According to the Times, Müller said that the relationship “consisted of two Latvians, a Thai citizen and a fourth man who she believed was Spanish.” This group of men, which I regret to inform you is referred to as a ‘polycule,’ was pronounced a “marriage in the eyes of God,” according to Müller. The wedding fair was “part of a programme offering free blessing for couples who wish to avoid ‘lengthy formalities,’” which in this case would probably include a Constitutional Court case and new legislation. 

“Four young men said ‘yes’ to each other, celebrated love with us and placed themselves under G*d’s colourful blessing … What an honour, that these four asked for a blessing with so much trust,” Müller wrote in her Instagram post, which she has since deleted. I can’t help but suspect that upon arriving at the fair, the polyamorous polycule swiftly identified her as the likeliest pink-haired purveyor of the moral approval they sought.

In response to the online backlash, the Evangelical Church of Berlin-Brandenburg rushed to defend Müller with the sort of enthusiasm one wishes they still held for their own violated orthodoxies. “We are appalled by the hate waged against her,” they announced, relieved to have finally found a sin worth denouncing. “We stand with them and condemn these attacks to the utmost. We stand with those who are experiencing hostility.” (‘Them,’ in this case, appears to refer to the polycule, rather than an unspecified they/them.)

I am old enough to remember traditional Christians being damned as bigots for pointing out that recognising same-sex relationships as ‘marriage’ (legal in Germany since 2017) would inevitably result in the endorsement of all sorts of sexual arrangements, including polygamy. Having gotten over their horror at such claims, progressives are now happily embracing them. “You could see right away that here was so much love between [the four men],” Müller gushed to the Neue Osnabrücker Zeitung newspaper. “Why should God have anything against there being four of them rather than two?”

Presumably, Müller’s theological instructors should have answered that question; they might even have lent her a Bible. Incidentally, polygamy is still illegal in Germany, but Müller insisted that this doesn’t really matter. “We couldn’t write it down in the church register, because for that you need to have gone through a civil marriage, and in this configuration that would of course not have been possible,” she said. “But I am at any rate convinced that they really did marry in the eyes of God.”

Her church has done nothing to correct this publicly stated conviction; in fact, in their defense of her, they purported to be “shocked” at the opposition she was facing, while expressing no surprise at the action taken by her and her “team.” Christian Stäblein, the bishop of Berlin, stated that because Müller’s blessing had not been a formal marriage, “allegations of polygamy are baseless.” The church also stated that they are willing to take legal action against those attacking her online. 

My first thought upon reading this story is that the Evangelical Church of Berlin-Brandenburg may have some strange allies in defending their pastor’s belief that polygamous relationships might have standing in the eyes of God.
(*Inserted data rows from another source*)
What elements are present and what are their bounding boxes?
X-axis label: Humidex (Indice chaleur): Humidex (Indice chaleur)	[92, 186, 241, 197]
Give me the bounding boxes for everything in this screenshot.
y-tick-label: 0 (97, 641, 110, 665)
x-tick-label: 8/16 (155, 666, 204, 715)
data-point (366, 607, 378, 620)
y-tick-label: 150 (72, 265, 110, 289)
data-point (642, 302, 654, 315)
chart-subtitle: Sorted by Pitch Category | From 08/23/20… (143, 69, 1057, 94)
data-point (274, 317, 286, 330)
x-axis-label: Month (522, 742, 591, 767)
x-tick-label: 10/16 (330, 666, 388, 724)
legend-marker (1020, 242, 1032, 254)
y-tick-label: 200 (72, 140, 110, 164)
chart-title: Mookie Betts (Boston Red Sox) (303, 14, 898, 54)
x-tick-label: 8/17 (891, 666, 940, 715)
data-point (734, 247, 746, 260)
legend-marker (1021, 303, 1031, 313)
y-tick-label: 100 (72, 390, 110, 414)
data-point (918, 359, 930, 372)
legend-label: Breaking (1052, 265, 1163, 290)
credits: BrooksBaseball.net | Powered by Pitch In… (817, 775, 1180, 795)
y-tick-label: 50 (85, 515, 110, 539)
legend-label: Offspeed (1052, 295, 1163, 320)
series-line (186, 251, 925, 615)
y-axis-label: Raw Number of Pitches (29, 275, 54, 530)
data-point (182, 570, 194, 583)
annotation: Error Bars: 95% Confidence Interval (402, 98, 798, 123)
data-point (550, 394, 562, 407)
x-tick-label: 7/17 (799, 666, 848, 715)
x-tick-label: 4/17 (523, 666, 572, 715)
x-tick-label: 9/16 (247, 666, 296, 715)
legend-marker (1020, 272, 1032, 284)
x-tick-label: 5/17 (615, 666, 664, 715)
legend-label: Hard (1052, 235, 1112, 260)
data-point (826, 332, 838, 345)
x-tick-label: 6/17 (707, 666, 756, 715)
While polygamy is still illegal in principle, in practice, exceptions have been made for Muslim immigrants. In 2018, for example, a German media outlet revealed that an Iraqi immigrant with two wives and thirteen children had both of his marriages recognized.

Another outlet described polygamy as “illegal, but tolerated,” citing the example of a Syrian’s second wife being permitted to join him in Schleswig-Holstein in 2018—one of at least two such cases. A 2023 report noted that two Afghan refugees were permitted to bring their second wives to Germany to join them. The Times noted that German columnist Harald Martenstein, who writes for the Welt newspaper, “satirically suggested that the church was ‘building bridges’ to Islam through polygamy and that by the same logic it should endorse marriages between people and their pets.”

Müller’s Instagram post is thus an unfortunately significant cultural artifact. One can easily imagine a scenario in which a pink-haired feminist pastor’s defense of polyamory and a stern-faced imam’s demand for polygamy could create a brief political marriage of convenience, with the utterly compromised Evangelical Church of Germany helpless to summon the moral clarity or courage to oppose either.